What the Internet really does is to democratise everything.  It’s the Formula One, supercharged, foot-to-the-floor acceleration of the democratising process that technology has been driving for 20 years. 

It started with some craft skills.  Advertising artwork?  Once you needed a ten-year training, not to mention a trade union card.  Now you need a £500 Mac.  Recording music?  Once you needed musicians, a studio and an engineer who could twiddle 200 buttons while splicing recording tape with his teeth.  Now, a £400 home studio has several times the power of the machinery in Abbey Road Studio 1 when the Beatles recorded Revolution and When I’m 64, to choose two pertinently-named tracks.  I could go on:  they even say that those who’ve spent enough time on Microsoft Flight Simulator might make a decent fist of landing a Boeing 737 in one of those Airplane-like “Oh my God, they both ate the fish!” scenarios. 

I have my doubts about that, but I have very little doubt that the publicness of the interaction that happens on the Internet will make it more and more and more different from any other kind of interactiveness that’s happened anywhere else ever.  All sorts of interactions that were previously thought completely impossible will become commonplace.

Even idiots from financial agencies slagging off that brilliant Mr Bullmore.

How Magners iced not-so-Strongbow

I suspect The Marketing Society’s member database thinks I work for a drinks company.  I get invitations to endless events, seminars and case histories about booze brands of one sort or another, but never even a half-day workshop on anything to do with financial services.  For obvious reasons, i have no intention of pointing out the mistake.

The first drink-related invitation of 2007 is to a case history on the extraordinary success of Magners in the on-trade cider market.  In the space of about three years, it’s gone from nowhere to overwhelming brand leadership, and at the same time increased the value of the category by about 100%.

I shall be interested to hear Magners’ own marketing director’s explanation of this sparkling performance, but when it comes down to it I don’t really care because I’ve already drawn my own conclusions.

I think it’s been a combination of three things. First and least important, it’s a pretty good drink.
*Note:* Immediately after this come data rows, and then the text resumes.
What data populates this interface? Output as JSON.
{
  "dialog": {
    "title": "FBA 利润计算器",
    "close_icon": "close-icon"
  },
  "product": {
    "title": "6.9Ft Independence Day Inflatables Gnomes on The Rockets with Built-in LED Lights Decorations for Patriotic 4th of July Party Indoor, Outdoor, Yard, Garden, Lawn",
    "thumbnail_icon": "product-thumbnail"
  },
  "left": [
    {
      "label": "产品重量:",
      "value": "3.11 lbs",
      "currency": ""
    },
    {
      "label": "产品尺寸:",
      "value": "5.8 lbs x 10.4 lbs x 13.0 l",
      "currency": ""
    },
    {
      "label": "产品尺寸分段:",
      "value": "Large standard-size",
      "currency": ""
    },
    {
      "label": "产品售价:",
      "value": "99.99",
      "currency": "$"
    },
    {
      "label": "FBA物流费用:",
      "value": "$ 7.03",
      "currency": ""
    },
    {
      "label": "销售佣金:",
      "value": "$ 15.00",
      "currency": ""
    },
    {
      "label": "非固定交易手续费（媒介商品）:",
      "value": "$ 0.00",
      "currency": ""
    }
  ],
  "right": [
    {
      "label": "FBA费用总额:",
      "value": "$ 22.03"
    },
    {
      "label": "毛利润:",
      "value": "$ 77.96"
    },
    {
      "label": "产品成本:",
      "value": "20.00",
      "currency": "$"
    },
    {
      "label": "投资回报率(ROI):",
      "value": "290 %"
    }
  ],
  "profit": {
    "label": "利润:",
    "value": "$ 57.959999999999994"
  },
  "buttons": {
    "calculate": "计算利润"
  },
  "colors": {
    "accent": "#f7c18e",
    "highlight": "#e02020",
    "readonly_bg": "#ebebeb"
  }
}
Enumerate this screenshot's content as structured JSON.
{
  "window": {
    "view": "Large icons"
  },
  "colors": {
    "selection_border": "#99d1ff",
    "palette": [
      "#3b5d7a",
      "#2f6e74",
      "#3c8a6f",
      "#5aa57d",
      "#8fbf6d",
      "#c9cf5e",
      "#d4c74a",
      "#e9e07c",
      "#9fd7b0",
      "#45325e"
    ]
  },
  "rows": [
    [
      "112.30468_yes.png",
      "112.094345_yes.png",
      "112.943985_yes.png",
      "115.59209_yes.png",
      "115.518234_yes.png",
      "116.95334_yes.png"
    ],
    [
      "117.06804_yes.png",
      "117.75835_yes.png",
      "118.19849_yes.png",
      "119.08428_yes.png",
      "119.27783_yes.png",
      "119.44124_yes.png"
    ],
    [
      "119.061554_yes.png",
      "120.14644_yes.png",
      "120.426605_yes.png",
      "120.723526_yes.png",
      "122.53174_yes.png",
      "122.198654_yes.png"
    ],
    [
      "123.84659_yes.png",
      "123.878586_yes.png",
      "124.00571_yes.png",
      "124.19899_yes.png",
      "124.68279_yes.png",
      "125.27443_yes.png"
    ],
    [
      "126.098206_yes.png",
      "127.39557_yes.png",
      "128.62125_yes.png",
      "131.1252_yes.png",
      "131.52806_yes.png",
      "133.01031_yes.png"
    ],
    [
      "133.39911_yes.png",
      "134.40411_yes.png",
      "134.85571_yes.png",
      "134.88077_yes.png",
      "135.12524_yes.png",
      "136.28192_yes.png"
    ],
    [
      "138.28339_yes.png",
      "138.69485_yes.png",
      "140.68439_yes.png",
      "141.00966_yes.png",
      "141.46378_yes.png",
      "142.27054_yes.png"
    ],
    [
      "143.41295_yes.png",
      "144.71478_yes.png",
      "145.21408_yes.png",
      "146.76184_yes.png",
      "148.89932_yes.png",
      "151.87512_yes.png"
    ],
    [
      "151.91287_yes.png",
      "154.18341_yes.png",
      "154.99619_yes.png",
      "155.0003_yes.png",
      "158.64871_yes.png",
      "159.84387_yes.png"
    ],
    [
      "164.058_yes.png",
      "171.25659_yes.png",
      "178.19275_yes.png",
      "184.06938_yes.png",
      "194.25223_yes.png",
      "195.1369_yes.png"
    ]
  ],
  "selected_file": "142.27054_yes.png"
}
Second, they went for it big-time from the outset, concentrating their resources, focusing on the on-trade and spending a great deal of money to establish a major presence quickly. 

And third and most important of all, there was the ice.  The ice is what makes people think again about it – what makes it not Strongbow, and not Dry Blackthorn, and not any of those other brands which we all decided long ago are Not For Us.  The ice helps with the drinking experience – actually, it makes it kind of cold – but much more importantly it is the focal point of the brand’s differentiation.

I’m sure that there are serious cider boffins who feel nothing but contempt towards the ice.  Very likely, when Magners launched, the product development people at Bulmers laughed disparagingly into their authentically-warm pints.

They’re not laughing now.  They’re in too much of a panic, rushing about launching their own cider-on-the-rocks contenders.  Before they become cider-makers-on-the-rocks.

As you may have suspected, there is an analogy with financial services that’s about to make an appearance.  Magners, it seems to me, is exactly the sort of product development story that most financial services companies don’t do.

First, very, very few would ever hit a product launch as hard as Magners hit this one. Can you name a financial services product (product, I emphasise, not brand) that has sustained an advertising budget of over £10 million a year for its first three years?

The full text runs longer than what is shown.